Employee sentiment tells a similar story. Only 8% of employees strongly agree that their organization makes positive changes based on survey results. They need to see action to believe it:

  • Share specific impact stories. In company-wide meetings, show how the company is making change in the world by giving concrete examples. Read “fan mail” from customers or flag mentions the company has gotten in the media. Then explicitly tie those successes to the efforts of the teams responsible for them—and give them praise.
  • Give each person a micro-mission. What is it that each individual employee contributes to the mission? Make it every manager’s responsibility to frame the micro-mission of all of their direct reports.
3. To reach everyone, mobilize allies

Most employees’ impression of company culture is based on the handful of colleagues they work most closely with. This poses a challenge for leaders, because it means that sterling leadership isn’t a cure-all—culture values need to reach every corner of the organization, at every job level, in order to sway employee sentiment.

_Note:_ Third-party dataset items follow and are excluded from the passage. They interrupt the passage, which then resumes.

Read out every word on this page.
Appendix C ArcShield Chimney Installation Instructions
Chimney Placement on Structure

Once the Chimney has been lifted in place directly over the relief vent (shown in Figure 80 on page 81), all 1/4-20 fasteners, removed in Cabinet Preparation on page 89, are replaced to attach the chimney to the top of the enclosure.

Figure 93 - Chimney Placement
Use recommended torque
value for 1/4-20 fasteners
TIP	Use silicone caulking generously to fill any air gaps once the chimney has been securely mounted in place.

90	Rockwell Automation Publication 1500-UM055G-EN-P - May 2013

Here are some of the highest-impact measures you can take as a leader:

  • Demonstrate quick wins: Research shows that demonstrating the effectiveness of a movement can activate people who are sympathetic but not yet engaged. Find examples of cultural values that are already in practice in the organization—highlight that progress and encourage more of it.
  • Deploy networks: Values are influenced more by social relationships than by anything else. Tap into social networks within the organization to celebrate wins and spread the message. In particular, bring employees into the process of creating cultural values in the first place—team members are more likely to put in the effort to support values if they have helped shape them.
  • Use symbols to market your cause: Symbols serve as shorthand to amplify your message. They help employees understand what the culture is about and identify colleagues who are already engaged and committed. Posters, laptop stickers, or even a simple slogan can help employees frame the movement.
4. Create fast feedback loops

Without visible, meaningful progress, movements falter. 

You can reinforce improvement within your own organization by helping employees and managers give each other regular, useful advice—both positive and constructive. Feedback serves two purposes: it supports team development, and it also makes improvement visible and tangible. A few simple feedback exercises tied specifically to company values can go a long way towards achieving this goal:

  • Encourage managers to foster open discussion about values in team meetings and retrospectives. Example: “What’s one thing we could have done better to embody our cultural value of empathy during this project?”:
  • Normalize upward feedback. Make it an explicit company norm that reports should feel comfortable giving feedback to their managers, or even their skip-level managers. This will help leaders in the organization find out if they need to do more to support a value within their team.
  • Invite employees at any level to suggest solutions to issues they encounter. Creativity comes from all levels of the organization, and often employees in diverse functions and levels will have unique insights into where things could improve. Feedback can help launch company values into action.

Write your values with action in mind

In a 2021 Gallup report, researchers found that the highest quit rates exist among disengaged workers, regardless of pay and benefits. In other words, for most workers, attrition isn’t a compensation issue: it’s a culture issue.

The most effective cultural values are more than just ideals—they’re guidelines for action. When you’re working with your teams to craft cultural values, let them know that the ultimate goal is action, and ask them what kind of action they want to see in the organization. 

As a leader, you can’t control everything your employees do, and you wouldn’t want to, either. What you can do is frame how they understand the company and the values the company stands for. Are those values going to be empty phrases that only live in engagement surveys, or are they going to be the living code of conduct that inspires everyone in the organization to be their best?